The incident began late Wednesday and continued through the weekend, causing disruption to the company’s online services for millions of users, including Garmin Connect, which syncs user activity and data to the cloud and other devices. The attack also took down flyGarmin, its aviation navigation and route-planning service.
Portions of Garmin’s website were also offline at the time of writing.
Garmin has said little about the incident so far. A banner on its website reads: “We are currently experiencing an outage that affects Garmin.com and Garmin Connect. This outage also affects our call centers, and we are currently unable to receive any calls, emails or online chats. We are working to resolve this issue as quickly as possible and apologize for this inconvenience.”
In a brief update on Saturday, Garmin said it had “no indication that this outage has affected your data, including activity, payment or other personal information.”
The two sources, who spoke on the condition of anonymity as they are not authorized to speak to the press, told TechCrunch that Garmin was trying to bring its network back online after the ransomware attack. One of the sources confirmed that the WastedLocker ransomware was to blame for the outage.
One other news outlet appeared to confirm that the outage was caused by WastedLocker.
WastedLocker is a new kind of ransomware, detailed by security researchers at Malwarebytes in May, operated by a hacker group known as Evil Corp. Like other file-encrypting malware, WastedLocker infects computers and locks the user’s files in exchange for a ransom, typically demanded in cryptocurrency.
Malwarebytes said that WastedLocker does not yet appear to have the capability to steal or exfiltrate data before encrypting the victim’s files, unlike other, newer ransomware strains. That means companies with backups may be able to escape paying the ransom. But companies without backups have faced ransom demands as much as $10 million.
The FBI has also long discouraged victims from paying ransoms related to malware attacks.

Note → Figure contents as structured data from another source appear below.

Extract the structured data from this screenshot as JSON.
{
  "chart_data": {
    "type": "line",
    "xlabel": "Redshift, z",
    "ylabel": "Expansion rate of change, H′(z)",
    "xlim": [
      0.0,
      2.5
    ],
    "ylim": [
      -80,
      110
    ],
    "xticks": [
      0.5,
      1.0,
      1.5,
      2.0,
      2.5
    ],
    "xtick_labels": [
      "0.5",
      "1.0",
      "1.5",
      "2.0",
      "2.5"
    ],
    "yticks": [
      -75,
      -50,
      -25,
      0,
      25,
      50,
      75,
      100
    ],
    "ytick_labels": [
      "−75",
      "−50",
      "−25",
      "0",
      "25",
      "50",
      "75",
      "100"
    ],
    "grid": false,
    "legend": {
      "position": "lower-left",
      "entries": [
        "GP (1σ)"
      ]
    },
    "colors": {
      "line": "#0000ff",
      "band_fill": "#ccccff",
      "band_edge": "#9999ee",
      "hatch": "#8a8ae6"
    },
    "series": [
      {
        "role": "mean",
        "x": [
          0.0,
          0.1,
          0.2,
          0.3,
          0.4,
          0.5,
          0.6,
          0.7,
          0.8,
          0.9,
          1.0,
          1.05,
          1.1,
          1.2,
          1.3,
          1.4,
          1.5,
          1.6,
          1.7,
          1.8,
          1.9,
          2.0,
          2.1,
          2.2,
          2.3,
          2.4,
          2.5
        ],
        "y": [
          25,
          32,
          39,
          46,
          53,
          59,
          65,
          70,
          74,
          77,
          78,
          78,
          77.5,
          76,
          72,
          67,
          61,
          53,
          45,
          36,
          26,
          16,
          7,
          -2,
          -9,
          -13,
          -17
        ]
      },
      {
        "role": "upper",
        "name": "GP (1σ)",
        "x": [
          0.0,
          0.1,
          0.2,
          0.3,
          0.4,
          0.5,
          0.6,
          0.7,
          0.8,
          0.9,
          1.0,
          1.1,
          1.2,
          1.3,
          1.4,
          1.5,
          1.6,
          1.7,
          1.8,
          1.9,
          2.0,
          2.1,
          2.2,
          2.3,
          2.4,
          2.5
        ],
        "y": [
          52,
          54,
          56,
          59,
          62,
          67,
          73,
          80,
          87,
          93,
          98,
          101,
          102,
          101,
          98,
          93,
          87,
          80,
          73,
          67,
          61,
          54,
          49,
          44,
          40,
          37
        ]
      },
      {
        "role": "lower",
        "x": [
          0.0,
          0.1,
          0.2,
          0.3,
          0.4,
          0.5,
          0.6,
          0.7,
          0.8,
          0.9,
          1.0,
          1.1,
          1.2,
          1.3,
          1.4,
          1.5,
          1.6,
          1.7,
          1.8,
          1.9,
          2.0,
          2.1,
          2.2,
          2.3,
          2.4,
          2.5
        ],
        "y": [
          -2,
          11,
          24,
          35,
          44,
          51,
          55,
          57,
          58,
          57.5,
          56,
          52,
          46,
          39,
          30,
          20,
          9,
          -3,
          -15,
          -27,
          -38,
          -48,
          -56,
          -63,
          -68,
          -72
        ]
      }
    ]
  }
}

Evil Corp has a long history of malware and ransomware attacks. The group, allegedly led by a Russian national Maksim Yakubets, is known to have used Dridex, a powerful password-stealing malware that was used to steal more than $100 million from hundreds of banks over the past decade. Later, Dridex was also used as a way to deliver ransomware.
Yakubets, who remains at large, was indicted by the Justice Department last year for his alleged part in the group’s “unimaginable” amount of cybercrime during the past decade, according to U.S. prosecutors.

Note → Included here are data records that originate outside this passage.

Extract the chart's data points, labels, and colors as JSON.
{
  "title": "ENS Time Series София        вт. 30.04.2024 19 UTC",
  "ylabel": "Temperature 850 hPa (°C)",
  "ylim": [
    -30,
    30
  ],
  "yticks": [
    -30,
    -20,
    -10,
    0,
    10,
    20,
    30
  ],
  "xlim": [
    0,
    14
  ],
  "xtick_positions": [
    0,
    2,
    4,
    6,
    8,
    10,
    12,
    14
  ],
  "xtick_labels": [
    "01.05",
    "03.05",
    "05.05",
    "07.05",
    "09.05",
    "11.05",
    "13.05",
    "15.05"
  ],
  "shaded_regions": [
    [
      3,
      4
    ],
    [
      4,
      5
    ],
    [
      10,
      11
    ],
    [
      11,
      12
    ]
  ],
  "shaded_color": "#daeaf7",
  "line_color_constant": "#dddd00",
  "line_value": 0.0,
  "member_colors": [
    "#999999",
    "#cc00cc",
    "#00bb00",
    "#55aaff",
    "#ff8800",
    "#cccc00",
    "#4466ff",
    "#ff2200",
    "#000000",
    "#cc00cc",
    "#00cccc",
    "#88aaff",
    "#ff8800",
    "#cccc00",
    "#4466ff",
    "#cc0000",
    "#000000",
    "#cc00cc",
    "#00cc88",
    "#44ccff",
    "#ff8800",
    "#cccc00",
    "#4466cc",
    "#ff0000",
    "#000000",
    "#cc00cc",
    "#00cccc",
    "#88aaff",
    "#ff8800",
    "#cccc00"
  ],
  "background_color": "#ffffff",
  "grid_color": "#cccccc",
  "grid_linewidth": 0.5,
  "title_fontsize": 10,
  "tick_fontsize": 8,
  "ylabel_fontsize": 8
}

The Treasury also imposed sanctions on Evil Corp, including Yakubets and two other alleged members, for their involvement in the decade-long hacking campaign.

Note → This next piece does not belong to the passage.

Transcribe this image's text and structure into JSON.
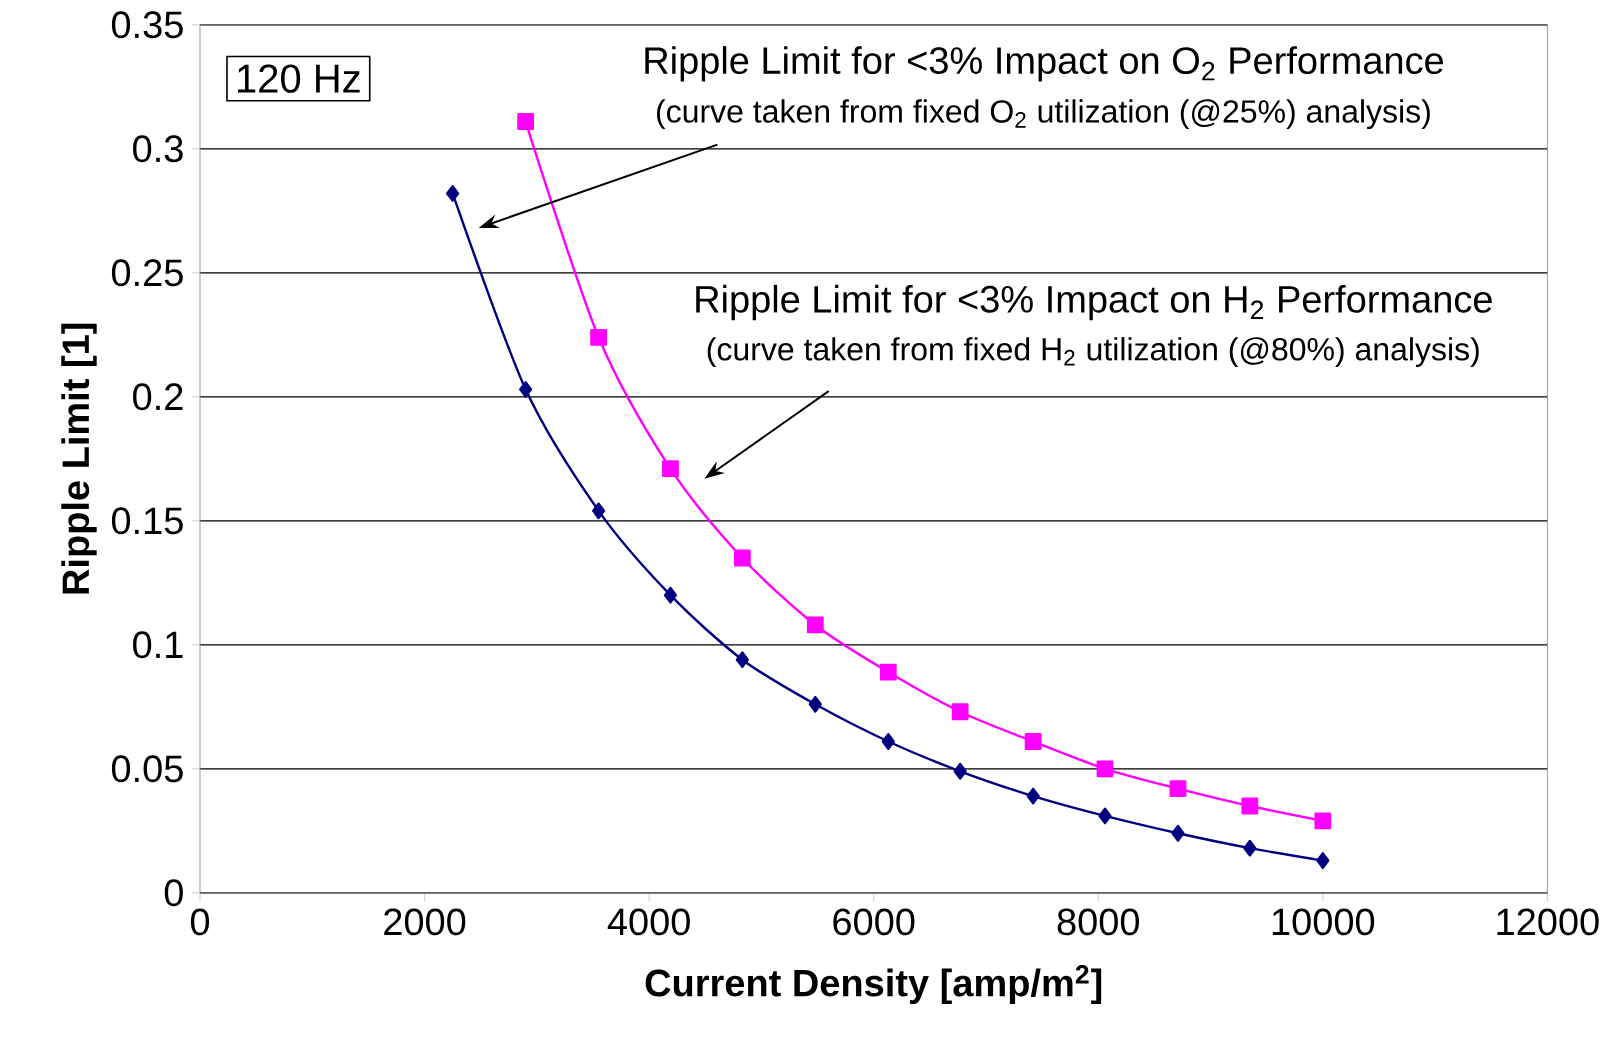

By imposing sanctions, it’s near-impossible for U.S.-based companies to pay the ransom — even if they wanted to — as U.S. nationals are “generally prohibited from engaging in transactions with them,” per a Treasury statement.
Brett Callow, a threat analyst and ransomware expert at security firm Emsisoft, said those sanctions make it “especially complicated” for U.S.-based companies dealing with WastedLocker infections.
“WastedLocker has been attributed by some security companies to Evil Corp, and the known members of Evil Corp — which purportedly has loose connections to the Russian government — have been sanctioned by the U.S. Treasury,” said Callow. “As a result of those sanctions, U.S persons are generally prohibited from transacting with those known members. This would seem to create a legal minefield for any company which may be considering paying a WastedLocker ransom,” he said.
Efforts to contact the alleged hackers were unsuccessful. The group uses different email addresses in each ransom note. We sent an email to two known email addresses associated with a previous WastedLocker incident, but did not hear back.
A Garmin spokesperson could not be reached for comment by phone or email on Saturday. (Garmin’s email servers have been down since the start of the incident.) Messages sent over Twitter were also not returned.
Update: Garmin on Monday confirmed the ransomware attack in a statement.